John thought he had prepared well for that day and he flushed even now thinking of how he scrimped and saved to provide for college only to be told by Michael. . .
“I’ve enlisted. I think it’s the right thing to do, to serve my country, to safeguard our freedom. I know your dream was for me to attend college, but I can finish that when I return. I can earn credits while in service. I love you, Dad, and I appreciate all you’ve done, but it was you who taught me to be unselfish. That’s why I want to serve.”

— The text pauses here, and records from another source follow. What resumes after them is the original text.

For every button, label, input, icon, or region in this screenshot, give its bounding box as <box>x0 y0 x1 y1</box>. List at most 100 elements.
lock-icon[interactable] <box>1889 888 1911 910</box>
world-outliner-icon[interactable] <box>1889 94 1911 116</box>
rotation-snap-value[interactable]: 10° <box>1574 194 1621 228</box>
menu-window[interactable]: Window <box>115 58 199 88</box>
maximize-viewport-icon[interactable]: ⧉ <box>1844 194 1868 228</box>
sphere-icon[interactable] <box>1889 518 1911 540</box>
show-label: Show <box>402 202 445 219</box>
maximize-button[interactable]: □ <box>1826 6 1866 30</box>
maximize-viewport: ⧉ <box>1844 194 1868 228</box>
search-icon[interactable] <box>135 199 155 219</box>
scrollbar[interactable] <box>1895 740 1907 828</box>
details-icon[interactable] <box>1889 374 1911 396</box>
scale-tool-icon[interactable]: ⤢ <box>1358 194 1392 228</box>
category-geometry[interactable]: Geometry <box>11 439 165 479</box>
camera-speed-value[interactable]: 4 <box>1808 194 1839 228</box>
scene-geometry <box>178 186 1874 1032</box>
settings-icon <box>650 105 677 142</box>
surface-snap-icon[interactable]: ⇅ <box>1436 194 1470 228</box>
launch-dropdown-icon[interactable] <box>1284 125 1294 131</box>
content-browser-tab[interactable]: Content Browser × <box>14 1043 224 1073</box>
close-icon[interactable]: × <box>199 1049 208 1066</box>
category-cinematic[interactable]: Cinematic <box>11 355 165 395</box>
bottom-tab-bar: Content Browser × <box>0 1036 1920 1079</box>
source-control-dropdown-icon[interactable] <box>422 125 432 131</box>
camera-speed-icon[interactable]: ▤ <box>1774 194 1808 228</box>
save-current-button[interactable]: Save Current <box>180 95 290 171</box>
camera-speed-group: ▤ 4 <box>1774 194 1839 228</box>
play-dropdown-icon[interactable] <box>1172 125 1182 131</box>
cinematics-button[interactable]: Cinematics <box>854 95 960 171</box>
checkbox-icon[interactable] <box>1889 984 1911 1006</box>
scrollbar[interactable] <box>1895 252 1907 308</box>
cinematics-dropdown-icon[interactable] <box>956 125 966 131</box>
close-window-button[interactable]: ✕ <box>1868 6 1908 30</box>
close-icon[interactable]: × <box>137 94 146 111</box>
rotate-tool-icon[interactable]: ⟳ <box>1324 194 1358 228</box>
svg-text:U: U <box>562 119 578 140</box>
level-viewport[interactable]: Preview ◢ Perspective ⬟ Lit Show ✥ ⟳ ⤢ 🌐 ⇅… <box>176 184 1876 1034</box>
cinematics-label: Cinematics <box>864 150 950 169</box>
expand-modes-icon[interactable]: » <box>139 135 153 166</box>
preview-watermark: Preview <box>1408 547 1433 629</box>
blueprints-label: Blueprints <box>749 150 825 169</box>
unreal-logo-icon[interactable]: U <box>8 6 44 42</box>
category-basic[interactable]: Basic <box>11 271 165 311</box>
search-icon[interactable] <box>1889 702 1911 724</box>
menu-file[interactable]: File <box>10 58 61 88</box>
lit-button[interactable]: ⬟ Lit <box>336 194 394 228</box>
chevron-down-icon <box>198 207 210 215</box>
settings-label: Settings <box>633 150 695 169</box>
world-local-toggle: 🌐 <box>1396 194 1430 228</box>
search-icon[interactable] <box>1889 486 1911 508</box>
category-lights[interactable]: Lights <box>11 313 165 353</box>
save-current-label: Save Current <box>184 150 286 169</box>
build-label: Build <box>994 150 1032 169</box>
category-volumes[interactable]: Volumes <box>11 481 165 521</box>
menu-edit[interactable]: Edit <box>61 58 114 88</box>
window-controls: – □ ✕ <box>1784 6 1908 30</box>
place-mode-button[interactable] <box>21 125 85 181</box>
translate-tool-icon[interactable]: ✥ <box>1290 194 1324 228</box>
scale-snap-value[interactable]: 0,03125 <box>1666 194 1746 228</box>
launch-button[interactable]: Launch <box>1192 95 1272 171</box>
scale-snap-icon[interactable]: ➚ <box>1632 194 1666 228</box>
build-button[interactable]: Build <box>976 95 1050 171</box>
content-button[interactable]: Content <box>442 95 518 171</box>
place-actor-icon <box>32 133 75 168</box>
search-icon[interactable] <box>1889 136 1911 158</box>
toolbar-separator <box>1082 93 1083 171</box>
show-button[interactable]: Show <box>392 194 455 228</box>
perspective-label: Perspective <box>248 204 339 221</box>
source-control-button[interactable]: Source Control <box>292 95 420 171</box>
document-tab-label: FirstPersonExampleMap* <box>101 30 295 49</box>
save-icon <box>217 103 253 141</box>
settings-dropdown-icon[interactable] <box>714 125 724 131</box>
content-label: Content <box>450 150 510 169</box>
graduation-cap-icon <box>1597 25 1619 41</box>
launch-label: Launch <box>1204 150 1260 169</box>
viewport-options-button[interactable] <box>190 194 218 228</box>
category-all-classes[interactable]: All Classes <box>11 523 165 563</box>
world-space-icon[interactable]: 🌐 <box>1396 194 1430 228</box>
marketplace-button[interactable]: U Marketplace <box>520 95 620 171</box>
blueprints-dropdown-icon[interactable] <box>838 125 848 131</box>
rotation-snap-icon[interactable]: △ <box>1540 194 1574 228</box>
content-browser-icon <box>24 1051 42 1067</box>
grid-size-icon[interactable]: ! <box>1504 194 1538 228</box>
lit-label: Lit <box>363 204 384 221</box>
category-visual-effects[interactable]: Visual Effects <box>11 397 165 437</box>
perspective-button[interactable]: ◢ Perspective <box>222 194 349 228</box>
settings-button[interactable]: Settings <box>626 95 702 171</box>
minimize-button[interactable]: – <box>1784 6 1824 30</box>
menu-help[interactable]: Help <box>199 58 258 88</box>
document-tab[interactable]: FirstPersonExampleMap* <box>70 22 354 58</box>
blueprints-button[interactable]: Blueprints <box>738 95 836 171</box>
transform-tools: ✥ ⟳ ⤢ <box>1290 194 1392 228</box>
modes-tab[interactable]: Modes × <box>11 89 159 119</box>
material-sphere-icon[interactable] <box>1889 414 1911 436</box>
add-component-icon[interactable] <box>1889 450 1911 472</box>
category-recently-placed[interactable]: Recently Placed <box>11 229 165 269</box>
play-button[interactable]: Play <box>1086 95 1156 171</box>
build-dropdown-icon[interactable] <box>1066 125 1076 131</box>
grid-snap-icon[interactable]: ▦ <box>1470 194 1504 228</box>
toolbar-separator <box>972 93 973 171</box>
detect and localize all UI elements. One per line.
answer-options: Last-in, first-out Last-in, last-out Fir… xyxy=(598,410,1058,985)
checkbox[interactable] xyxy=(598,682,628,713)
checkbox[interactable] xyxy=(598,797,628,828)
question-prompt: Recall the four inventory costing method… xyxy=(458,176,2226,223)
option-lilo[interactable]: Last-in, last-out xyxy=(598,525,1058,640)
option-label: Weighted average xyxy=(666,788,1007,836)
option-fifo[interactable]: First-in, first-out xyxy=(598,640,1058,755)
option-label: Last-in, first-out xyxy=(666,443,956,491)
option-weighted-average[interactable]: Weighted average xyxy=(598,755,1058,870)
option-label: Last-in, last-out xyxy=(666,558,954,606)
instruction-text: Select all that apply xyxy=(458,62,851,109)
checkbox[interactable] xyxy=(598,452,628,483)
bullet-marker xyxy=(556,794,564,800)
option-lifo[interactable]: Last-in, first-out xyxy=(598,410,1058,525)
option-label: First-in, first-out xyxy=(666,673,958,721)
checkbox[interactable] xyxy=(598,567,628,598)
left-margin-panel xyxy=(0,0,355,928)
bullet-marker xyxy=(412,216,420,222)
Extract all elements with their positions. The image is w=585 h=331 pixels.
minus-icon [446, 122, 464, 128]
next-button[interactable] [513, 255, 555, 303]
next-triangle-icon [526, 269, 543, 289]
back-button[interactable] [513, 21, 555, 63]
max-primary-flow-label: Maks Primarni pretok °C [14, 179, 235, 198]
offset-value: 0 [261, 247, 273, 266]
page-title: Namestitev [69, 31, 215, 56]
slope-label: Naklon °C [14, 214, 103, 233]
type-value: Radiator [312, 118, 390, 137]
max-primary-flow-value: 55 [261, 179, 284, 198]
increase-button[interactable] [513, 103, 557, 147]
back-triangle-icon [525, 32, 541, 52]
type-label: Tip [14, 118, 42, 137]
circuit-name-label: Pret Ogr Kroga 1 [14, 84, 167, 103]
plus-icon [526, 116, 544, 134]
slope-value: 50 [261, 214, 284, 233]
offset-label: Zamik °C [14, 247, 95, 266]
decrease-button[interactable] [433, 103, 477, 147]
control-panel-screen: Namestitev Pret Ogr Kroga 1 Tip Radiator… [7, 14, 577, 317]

At first John was shocked, much like the garden when a sudden September frost had taken it by surprise and had snuffed out budding hopes still on the vine. Shock quickly yielded to uncontrolled anger that leaped and roared with incisive words, cutting the bonds of father and son, not with blessing, but condemnation.
Then – silence reigned. John would not answer Michael’s calls or letters. The chill of bitterness settled into John’s heart, blanketing it with the same thick crust of ice that weighed down and broke the limbs of the oak in the garden. The insulating snow on the pines was the same as that which covered John’s pride. He would not open himself to Michael’s attempts at communication. John erased the phone messages at the first sound of Michael’s voice; he shredded his letters without reading them.
Bryan Marshall’s letter was the first sign of a spring thaw. John read it again:
Dear Mr. Mendenhall:
My name is Bryan Marshall and I am in the same unit with your son, Michael. We have been together in training for several months and are now in Iraq. Sir, I know you and Michael have had some problems and I understand you have had a difficult time since he has chosen to serve his country.
I just want you to know that he talks about you every day and how proud he is to be your son. He has shared many stories about how you used to spend time with him when he was young and how you taught him the values of honor and integrity. Sir, he loves you so much and I wish I had a father like you. My father never had time for me and died when I was 10. I want you to know that when I hear Michael talk about you I am sad because, although he still has you as his father, it’s as if you are like mine.
It is not possible for you to reach our unit by telephone now, but if you could just send Michael a note to let him know you are o.k., it would mean
Pfc. Bryan Marshall
P.S. Michael doesn’t know I wrote this to you.
The drip, drip of the snow melting into the ground outside mirrored the softening of John’s heart. Tears like cleansing rain flowed. He wrote as quickly as he could to Michael asking forgiveness, confessing his foolish pride and telling him how much he loved him and missed him. The letter was - an outpouring of spring sunshine - would renew their relationship like the garden. John hoped it would redeem the time he had forsaken by his bitter selfishness.
Spring came, but the joy of reconciliation did not flower. The seeds of the letter from a repentant father arrived too late. Michael gave his life for his country before the letter reached him.